Figure 1.

Mechanism of ZPR1-dependent rescue of spinal muscular atrophy disease phenotype.

Mutation in the survival motor neuron 1 (SMN1) gene leads to chronic low levels of the SMN protein. SMN deficiency causes downregulation of ZPR1 and senataxin (SETX), key proteins involved in R-loop resolution. Deficiency of these critical factors results in the accumulation of pathogenic R-loops, causing DSBs and leading to the activation of DNA damage response pathways, genomic instability and neurodegeneration in SMA. Furthermore, the chronic low levels of SMN and ZPR1 result in the deficiency of DNA-dependent protein kinase catalytic subunit (DNA-PKcs), which is critical for non-homologous end joining (NHEJ)-mediated DNA repair. Impairment of NHEJ leads to genomic instability, particularly in neurons (non-proliferating), which rely primarily on NHEJ-mediated DSB repair.
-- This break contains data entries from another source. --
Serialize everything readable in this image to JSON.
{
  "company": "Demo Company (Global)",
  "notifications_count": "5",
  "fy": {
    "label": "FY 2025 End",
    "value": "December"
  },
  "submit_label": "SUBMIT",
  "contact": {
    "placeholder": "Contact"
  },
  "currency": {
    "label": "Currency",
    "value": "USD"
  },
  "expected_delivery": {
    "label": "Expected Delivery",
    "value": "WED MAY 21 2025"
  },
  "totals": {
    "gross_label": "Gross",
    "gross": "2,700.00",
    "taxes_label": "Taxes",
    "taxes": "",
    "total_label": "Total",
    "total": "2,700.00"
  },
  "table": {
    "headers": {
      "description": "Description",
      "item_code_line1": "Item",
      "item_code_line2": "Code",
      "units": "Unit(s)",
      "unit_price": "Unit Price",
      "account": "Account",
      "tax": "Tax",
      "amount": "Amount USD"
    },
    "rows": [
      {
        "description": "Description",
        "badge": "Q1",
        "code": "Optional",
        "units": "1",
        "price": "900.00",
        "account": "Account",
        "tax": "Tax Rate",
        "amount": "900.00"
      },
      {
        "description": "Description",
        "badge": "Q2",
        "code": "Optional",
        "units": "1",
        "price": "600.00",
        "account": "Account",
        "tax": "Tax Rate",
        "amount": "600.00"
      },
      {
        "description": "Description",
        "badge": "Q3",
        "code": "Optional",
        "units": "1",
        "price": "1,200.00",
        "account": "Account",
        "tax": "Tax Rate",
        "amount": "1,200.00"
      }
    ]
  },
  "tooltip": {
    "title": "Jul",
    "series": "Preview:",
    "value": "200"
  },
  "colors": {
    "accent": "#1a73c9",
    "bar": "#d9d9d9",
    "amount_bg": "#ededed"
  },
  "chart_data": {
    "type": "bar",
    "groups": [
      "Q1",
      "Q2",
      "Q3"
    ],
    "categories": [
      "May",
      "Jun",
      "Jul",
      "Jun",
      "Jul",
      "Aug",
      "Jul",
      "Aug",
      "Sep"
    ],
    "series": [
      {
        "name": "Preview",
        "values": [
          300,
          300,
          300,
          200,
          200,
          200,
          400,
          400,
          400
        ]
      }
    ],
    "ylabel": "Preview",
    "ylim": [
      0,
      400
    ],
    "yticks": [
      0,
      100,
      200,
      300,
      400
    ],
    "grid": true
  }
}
R-loop-mediated genomic instability causes degeneration of the spinal cord motor neurons, leading to severe SMA disease with clinical manifestations, including muscle atrophy, reduced growth, and a short life expectancy. ZPR1 overexpression increases the levels of SMN and SETX, leading to decreased accumulation of pathogenic R-loops and rescue of DNA damage in SMA. ZPR1-dependent decrease in R-loop accumulation rescues genomic instability, prevents neurodegeneration, and ameliorates the severity of disease from severe to moderate SMA phenotype. DDR: DNA damage response; DNA-PKcs: DNA-dependent protein kinase catalytic subunit; DSBs: double-stranded breaks; NHEJ: non-homologous end joining; R-loops: RNA-DNA hybrids formed during transcription; SETX: senataxin; SMA: spinal muscular atrophy; SMN: survival motor neuron; Z-SMA: SMA mice with ZPR1 overexpression; ZPR1: zinc finger protein 1.